Case Presentation: A 55-year-old woman with a history of Trisomy 21, dementia and seizure disorder previously on Levetiracetam presented with acute altered mental status that began 24-48 hours prior. Patient initially presented to her neurologist 4 days prior to admission for concern of behavioral changes by her caretakers and was started on valproic acid (VPA). In the ED, patient was lethargic with waxing and waning level of consciousness, but had no seizure activity. She had mildly elevated aminotransferases (AST 48, ALT 47). She was ultimately admitted for altered mental status secondary to community acquired pneumonia and started on antibiotics. The patient exhibited seizure activity early in admission. By day 2, elevated aminotransferases had resolved. She was given a loading dose of VPA on day 2 and continued on maintenance dosing. Despite therapeutic VPA levels, she continued to have worsening mental status and seizure-like activity. Video EEG revealed diffuse slowing with no focal findings during seizure like activity. Ammonia levels drawn revealed patient was hyperammonemic with non-toxic levels of VPA. Patient’s VPA dose was then decreased and supplemented with lacosamide, and she was started on lactulose. However, there was no improvement in mental status in the next 24 hours. The following day, the patient was started on L-carnitine with her hyperammonemia resolving and patient approaching baseline mental status within the next three days. She was discharged with a reduced dose of valproate, lacosamide and a maintenance dose of L-carnitine to prevent future episodes of encephalopathy.

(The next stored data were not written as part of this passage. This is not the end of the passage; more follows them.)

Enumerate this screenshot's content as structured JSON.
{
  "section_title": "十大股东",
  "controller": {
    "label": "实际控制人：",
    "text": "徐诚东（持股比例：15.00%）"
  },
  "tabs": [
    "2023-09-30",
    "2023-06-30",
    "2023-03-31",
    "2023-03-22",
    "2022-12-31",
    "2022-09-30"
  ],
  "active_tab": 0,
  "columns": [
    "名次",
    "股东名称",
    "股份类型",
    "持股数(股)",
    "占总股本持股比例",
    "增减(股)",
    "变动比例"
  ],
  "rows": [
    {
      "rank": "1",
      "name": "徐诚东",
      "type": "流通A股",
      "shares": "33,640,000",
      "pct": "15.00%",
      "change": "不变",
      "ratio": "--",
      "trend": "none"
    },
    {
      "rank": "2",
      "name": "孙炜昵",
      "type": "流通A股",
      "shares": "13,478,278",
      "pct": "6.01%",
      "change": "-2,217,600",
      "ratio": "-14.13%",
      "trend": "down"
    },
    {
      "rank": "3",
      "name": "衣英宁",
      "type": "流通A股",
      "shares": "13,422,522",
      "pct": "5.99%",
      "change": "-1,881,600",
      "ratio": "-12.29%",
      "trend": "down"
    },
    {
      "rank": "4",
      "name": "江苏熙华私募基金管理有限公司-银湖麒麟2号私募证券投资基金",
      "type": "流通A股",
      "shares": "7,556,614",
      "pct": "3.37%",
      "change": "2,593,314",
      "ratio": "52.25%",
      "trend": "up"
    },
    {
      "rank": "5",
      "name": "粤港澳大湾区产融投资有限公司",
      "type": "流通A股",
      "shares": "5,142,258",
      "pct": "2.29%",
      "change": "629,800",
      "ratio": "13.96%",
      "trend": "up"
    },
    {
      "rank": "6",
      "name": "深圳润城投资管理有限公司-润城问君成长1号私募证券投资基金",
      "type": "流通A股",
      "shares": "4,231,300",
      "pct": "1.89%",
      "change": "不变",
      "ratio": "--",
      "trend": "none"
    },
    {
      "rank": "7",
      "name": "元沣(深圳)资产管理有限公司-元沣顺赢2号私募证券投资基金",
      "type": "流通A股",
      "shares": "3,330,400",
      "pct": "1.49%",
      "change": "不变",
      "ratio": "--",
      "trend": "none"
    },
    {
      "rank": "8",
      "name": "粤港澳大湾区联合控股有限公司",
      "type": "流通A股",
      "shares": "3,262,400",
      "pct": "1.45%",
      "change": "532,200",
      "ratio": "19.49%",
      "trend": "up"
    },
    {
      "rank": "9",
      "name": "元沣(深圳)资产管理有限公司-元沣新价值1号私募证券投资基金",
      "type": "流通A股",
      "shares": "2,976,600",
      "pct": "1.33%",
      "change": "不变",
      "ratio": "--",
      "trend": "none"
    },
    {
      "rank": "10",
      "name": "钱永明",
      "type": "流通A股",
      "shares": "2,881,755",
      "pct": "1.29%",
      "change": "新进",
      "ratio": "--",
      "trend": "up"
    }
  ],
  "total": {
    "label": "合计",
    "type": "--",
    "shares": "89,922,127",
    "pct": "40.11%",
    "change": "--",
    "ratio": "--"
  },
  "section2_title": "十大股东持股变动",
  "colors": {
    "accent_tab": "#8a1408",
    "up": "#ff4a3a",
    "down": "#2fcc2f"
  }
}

Discussion: Valproic Acid is a medication widely used for both neurological and psychiatric diseases. VPA induced hyperammonemic encephalopathy (VHE) is not an uncommon side effect of VPA therapy. Studies demonstrate high ammonia levels in up to 50% of patients on VPA. Although it should be noted that in most cases VPA had been prescribed chronically or the patient was found to have a supratherapeutic level of VPA, unlike our patient. The mechanism for VHE is not completely understood. However, it is known that VPA both decreases ammonia excretion and increases nitrogenous waste.Clinically, a case of acute VHE with a therapeutic VPA level presents a diagnostic challenge.. This is particularly true in the geriatric population in which dementia and delirium are common. Episodes of confusion can also be mistaken with partial seizures which further complicates diagnosis as it may be difficult to recognize that behavioral changes may be an adverse effect of VPA rather than a disease process itself. Hyperammonemic encephalopathy without liver failure is potentially reversible, making early identification critical to avoiding complications. Currently, there is no formal protocol for treating VHE. Recommendations in the literature include discontinuation of VPA followed by lactulose or rifaximin and/or L-carnitine. Cessation of VPA is not always necessary as parallel administration of L-carnitine can resolve hyperammonemia and allow for long term use of VPA for a patient who has limited options for anti-epileptics.
Conclusions: This case illustrates the potential for hyperammonemia induced encephalopathy acutely after initiating VPA in the absence of VPA toxicity. Recognition of this side effect and its reversal via L-carnitine supplementation early is essential in preventing potentially serious complications. This is especially important in patients with an underlying neurocognitive disorder.